All that changed when my baby died. Five months after my loss, I learned that my cousin was pregnant. Generally such news would bring me joy, even though the mother-to-be was young and single. But not this time. This was the first pregnancy announcement I had encountered since my loss. I remember it vividly. While picking up a few necessities at Target, I ran into my cousin (not the pregnant one, but her oldest sister). We made small talk for a minute, then she blurted out the news. Immediately my eyes welled with tears, and I said something along the lines of “Oh, that’s great!” She proceeded to tell me that her sister was probably 3 or 4 months along; she didn’t know, because, of course, she wasn’t trying to get pregnant. It was an “accident.” Accident, my ass, I thought.
After we said our goodbyes, all I could think about was how lucky my cousin was to have sailed through her first trimester with not a care in the world. Did she even realize how lucky she was that she hadn’t miscarried?
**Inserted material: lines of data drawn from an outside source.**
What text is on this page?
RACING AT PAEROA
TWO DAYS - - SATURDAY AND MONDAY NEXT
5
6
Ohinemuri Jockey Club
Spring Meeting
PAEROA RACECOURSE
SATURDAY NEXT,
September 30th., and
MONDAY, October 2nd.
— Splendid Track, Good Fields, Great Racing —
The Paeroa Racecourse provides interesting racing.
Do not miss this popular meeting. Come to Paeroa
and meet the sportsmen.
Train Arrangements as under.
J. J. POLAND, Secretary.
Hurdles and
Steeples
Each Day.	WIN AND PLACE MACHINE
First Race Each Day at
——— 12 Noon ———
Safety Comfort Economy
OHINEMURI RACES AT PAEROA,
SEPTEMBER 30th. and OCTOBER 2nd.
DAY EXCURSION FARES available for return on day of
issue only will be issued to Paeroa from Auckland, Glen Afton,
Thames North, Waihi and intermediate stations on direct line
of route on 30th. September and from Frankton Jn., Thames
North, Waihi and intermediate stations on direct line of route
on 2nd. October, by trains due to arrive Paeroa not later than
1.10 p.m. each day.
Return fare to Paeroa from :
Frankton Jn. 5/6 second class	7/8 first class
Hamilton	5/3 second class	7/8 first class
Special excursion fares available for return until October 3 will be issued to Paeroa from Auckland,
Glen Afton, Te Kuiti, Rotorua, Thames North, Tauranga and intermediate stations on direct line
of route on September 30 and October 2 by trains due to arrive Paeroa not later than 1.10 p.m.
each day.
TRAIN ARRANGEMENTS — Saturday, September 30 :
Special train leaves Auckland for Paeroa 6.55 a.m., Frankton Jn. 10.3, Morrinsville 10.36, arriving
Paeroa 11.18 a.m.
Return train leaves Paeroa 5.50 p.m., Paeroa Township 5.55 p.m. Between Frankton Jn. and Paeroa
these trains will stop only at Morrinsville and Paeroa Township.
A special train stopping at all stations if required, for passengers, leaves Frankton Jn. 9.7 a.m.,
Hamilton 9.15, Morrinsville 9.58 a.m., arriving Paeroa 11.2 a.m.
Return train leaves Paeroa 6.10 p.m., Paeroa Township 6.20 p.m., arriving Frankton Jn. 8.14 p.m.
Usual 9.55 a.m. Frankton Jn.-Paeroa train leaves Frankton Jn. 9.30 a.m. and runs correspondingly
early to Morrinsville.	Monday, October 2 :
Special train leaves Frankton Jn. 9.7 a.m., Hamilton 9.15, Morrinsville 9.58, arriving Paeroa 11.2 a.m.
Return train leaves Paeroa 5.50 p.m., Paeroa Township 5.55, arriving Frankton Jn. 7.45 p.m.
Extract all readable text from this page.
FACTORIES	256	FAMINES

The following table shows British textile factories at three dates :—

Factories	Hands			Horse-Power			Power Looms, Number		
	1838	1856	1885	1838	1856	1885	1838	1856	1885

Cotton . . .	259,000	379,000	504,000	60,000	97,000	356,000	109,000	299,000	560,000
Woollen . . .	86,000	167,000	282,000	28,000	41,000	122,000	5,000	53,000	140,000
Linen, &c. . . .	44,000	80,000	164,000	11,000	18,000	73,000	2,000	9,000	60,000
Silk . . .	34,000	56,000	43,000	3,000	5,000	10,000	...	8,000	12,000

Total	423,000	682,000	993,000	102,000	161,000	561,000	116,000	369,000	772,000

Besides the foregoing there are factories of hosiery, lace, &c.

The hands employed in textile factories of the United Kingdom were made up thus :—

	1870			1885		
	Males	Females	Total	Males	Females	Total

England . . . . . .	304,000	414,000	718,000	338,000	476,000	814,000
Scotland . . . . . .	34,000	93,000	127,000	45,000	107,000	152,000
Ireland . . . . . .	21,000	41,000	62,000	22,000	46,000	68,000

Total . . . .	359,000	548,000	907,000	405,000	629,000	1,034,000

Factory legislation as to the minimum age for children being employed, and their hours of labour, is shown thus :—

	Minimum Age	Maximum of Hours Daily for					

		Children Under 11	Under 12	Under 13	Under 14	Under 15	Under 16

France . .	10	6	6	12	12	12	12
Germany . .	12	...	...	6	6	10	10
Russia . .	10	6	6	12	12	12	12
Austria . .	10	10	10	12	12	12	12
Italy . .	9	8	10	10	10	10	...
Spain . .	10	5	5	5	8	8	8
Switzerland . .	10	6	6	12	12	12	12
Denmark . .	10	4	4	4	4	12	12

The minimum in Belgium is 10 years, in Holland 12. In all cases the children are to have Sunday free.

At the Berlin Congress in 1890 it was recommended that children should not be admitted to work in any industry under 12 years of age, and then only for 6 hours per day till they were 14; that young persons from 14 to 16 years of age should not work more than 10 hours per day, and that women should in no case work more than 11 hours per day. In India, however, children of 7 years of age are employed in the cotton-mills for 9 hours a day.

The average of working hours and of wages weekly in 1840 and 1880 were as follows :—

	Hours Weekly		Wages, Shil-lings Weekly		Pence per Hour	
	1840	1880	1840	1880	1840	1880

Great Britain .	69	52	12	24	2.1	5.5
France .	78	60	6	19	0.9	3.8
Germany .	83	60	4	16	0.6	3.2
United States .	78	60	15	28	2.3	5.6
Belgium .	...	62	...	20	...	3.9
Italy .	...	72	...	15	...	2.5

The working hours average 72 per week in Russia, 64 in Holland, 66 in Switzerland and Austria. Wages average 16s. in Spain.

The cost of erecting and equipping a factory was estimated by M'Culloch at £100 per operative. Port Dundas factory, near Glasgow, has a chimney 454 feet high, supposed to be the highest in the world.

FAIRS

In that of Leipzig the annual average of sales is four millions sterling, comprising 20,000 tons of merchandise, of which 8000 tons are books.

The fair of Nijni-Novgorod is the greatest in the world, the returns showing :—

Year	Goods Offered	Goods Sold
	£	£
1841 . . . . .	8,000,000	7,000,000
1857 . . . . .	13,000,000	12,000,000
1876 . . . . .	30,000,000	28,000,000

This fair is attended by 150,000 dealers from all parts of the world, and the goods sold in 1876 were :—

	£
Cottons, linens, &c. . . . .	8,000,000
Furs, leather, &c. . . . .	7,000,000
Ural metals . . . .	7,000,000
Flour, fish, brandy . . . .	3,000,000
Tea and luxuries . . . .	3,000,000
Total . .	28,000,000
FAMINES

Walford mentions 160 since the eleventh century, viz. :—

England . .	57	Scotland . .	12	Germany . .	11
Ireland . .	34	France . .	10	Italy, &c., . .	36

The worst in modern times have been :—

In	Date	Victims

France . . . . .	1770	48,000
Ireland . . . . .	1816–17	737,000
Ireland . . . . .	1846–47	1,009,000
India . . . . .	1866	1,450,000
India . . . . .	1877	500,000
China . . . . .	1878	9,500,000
Then I started thinking about how if this pregnancy was an “accident,” she probably hadn’t been taking a prenatal vitamin. She claims she didn’t know she was pregnant for 3 or 4 months, which means she probably had at least a few drinks (and is she a smoker? I can’t remember). Was she at all worried about the baby’s health?
Then I had my first evil thought. I wished she was worried. Worried sick. I hoped that she was beside herself with angst that she may have caused severe trauma to her baby by not taking folic acid or by drinking during her first trimester. I wanted her to be afraid. I didn’t want the baby to be sick or worse, of course. But I wanted her to worry, to realize how stupid she was.
I saw my cousin a few days after that, at her mother’s birthday party, on what would have been my baby’s due date. I didn’t congratulate her, or ask her about the baby. I couldn’t. I was putting all my effort into maintaining my composure and pretending to have a good time. I failed miserably, so I went home early.
A few weeks after that, I was still wishing for her to be worried, even if just for a moment. I’m not proud of this, but I decided to send her an email. I told her I felt bad for ignoring her and not congratulating her. I purposefully mentioned my miscarriage, hoping that might spark a bit of anxiety. I’ll never know if it did.
My cousin gave birth to a healthy baby girl this spring. I dutifully attended her baby shower, but I never asked her about the baby. The first time I saw the baby, I declined to hold her. This is perhaps what I feel most guilty about, for ignoring the baby, a helpless little person who has done nothing to hurt me. No one did anything to hurt me, but I still felt wronged.
The fact is, I’m bitter toward anyone who gets pregnant without trying, or who naively assumes that a positive pregnancy test leads to a baby you get to take home. I don’t wish loss or infertility on anyone, but I do wish that more women treated their fertility with respect.